Sunday, February 26, 2012

Art & Teens

After serving three years as the Art Adventure coordinator for my elementary school, I turned over the position to someone else.  I could tell it was time for me to turn it over because it's been a constant stress since September and not much fun.  I intend to return next year as a regular volunteer which means I can still present in the classroooms, but no more recruiting people, making sure they get to training, and dealing with volunteers who don't come through.  That was the hardest part.  If I say I'm going to do something, I do it or a find a sub.  So I found it hard to be patient with people who would just skip their commitments.  The woman who is taking over the coordination is excited about running the program and has an art background, so the transfer couldn't be more perfect.
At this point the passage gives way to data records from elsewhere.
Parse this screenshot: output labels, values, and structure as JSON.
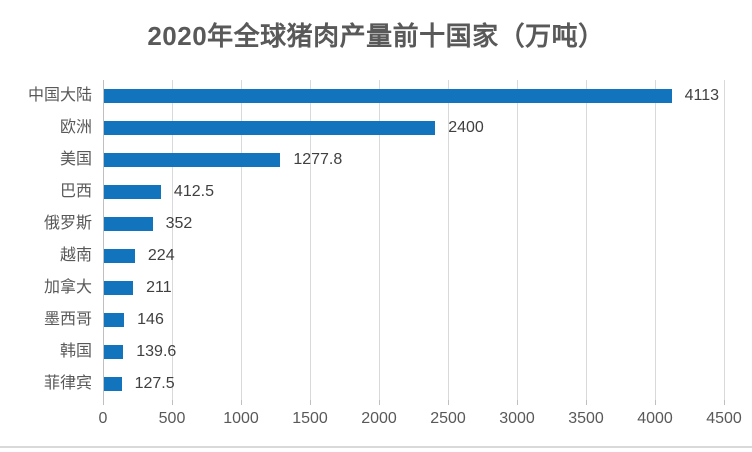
{
  "chart_data": {
    "type": "bar",
    "orientation": "horizontal",
    "title": "2020年全球猪肉产量前十国家（万吨）",
    "categories": [
      "中国大陆",
      "欧洲",
      "美国",
      "巴西",
      "俄罗斯",
      "越南",
      "加拿大",
      "墨西哥",
      "韩国",
      "菲律宾"
    ],
    "values": [
      4113,
      2400,
      1277.8,
      412.5,
      352,
      224,
      211,
      146,
      139.6,
      127.5
    ],
    "value_labels": [
      "4113",
      "2400",
      "1277.8",
      "412.5",
      "352",
      "224",
      "211",
      "146",
      "139.6",
      "127.5"
    ],
    "x_ticks": [
      0,
      500,
      1000,
      1500,
      2000,
      2500,
      3000,
      3500,
      4000,
      4500
    ],
    "x_tick_labels": [
      "0",
      "500",
      "1000",
      "1500",
      "2000",
      "2500",
      "3000",
      "3500",
      "4000",
      "4500"
    ],
    "xlim": [
      0,
      4500
    ],
    "grid": true,
    "legend": "none",
    "xlabel": "",
    "ylabel": ""
  },
  "colors": {
    "bar": "#1274bc",
    "gridline": "#d9d9d9",
    "axis_line": "#bfbfbf",
    "title_text": "#595959",
    "tick_text": "#595959",
    "value_text": "#404040",
    "border": "#d9d9d9",
    "background": "#ffffff"
  }
}
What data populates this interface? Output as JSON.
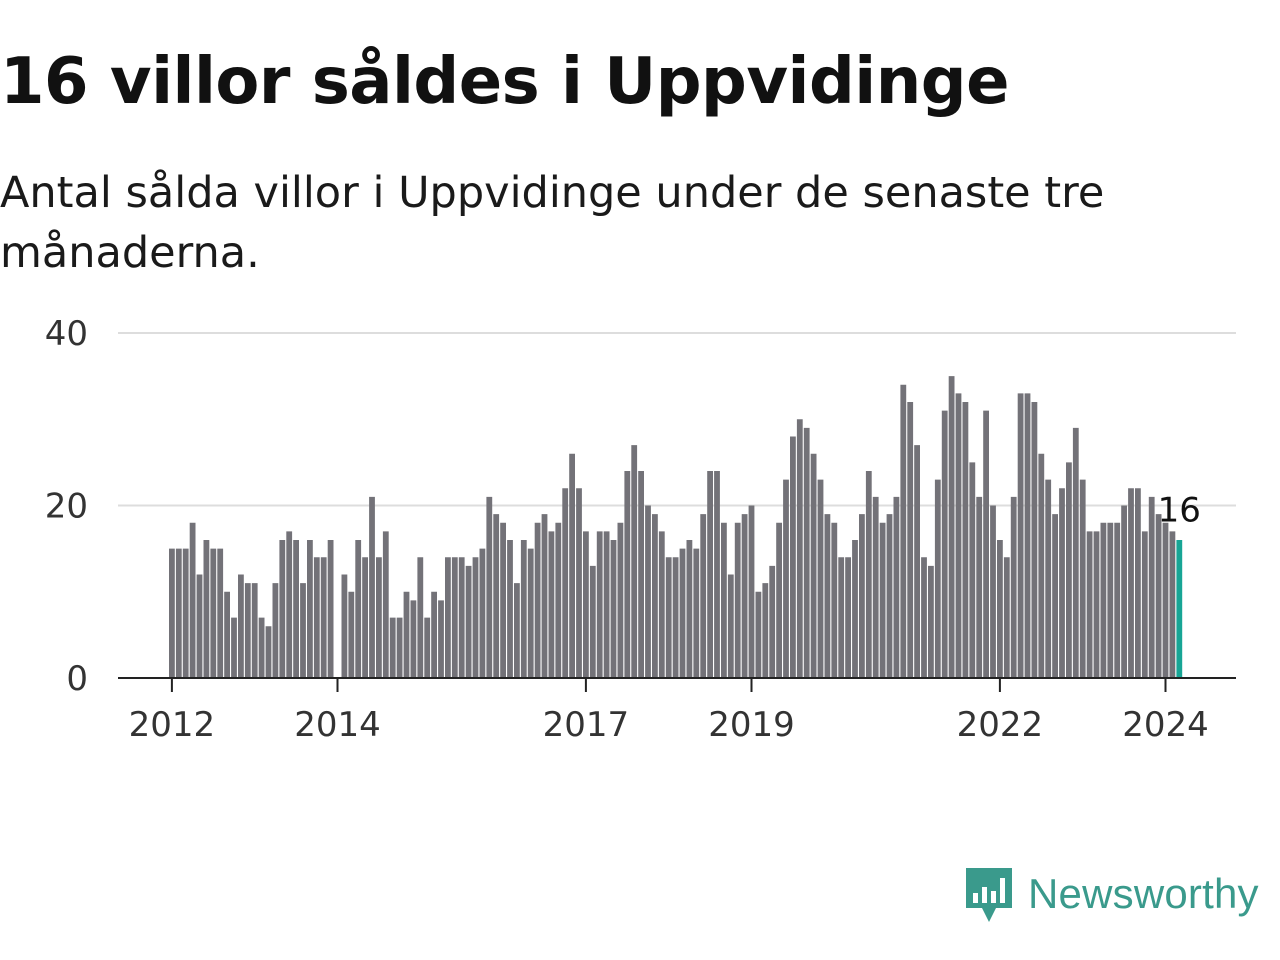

I keep waiting with some anxiety for Jacob to turn into an obnoxious teen.  I am relieved to say, he's still a really great kid and we really enjoy having him around.  However, last week I saw just a hint of something I'd call "teen behavior."  Jacob is a great student so typically, he studies, then asks me to quiz him in preparation for a test.  Last week he brought several study sheets to me and asked me to quiz him.   After 2-3 questions, I realized he hadn't reviewed the material at all.  I believe strongly that I am not here to teach him the material, but to help him review it, so I told him to go study and come back when he was ready.  Jacob got mad and told me he was not going to review the material and that if I didn't quiz him - he'd just fail the test.  I held firm - "No, go review and then I'll quiz you."  "NO!" was his reply.  "Well then fail the test," was my retort.  Off he went to play video games.  And I began to pace in the kitchen.  My thoughts went something like this . . . "I've passed Health.  I don't need to study this material.  It's not my test.  It's better that he fail now than in High School when it counts on his transcripts.  He's testing me."  It took strength for me not to cave and help him study for that test because if there is one thing I really care about, it's grades and Jacob knows it.  All of Saturday passed and Jacob didn't study for that test.  All of Sunday passed and Jacob didn't study for his test.  By Sunday night I'd resigned myself that despite his amazing academic talent, he was going to fail that test and drop his grade significantly because tests make up 80% of the grade.   Monday morning, a humble kid approached me and asked if I'd help him review.  "Did you study?"  "Yep."  And he had, so we quickly reviewed what we could before he rushed to catch the bus, saying he'd finish studying over lunch.  He ended up doing very well on that test.  But more importantly, he tested me and I did the right thing - the thing that helped him learn who was responsible for his grade and the thing that helped him become just a bit more mature and independent.  It's all about getting them ready to fly solo when the time comes and I feel like we moved a tiny bit closer to that goal.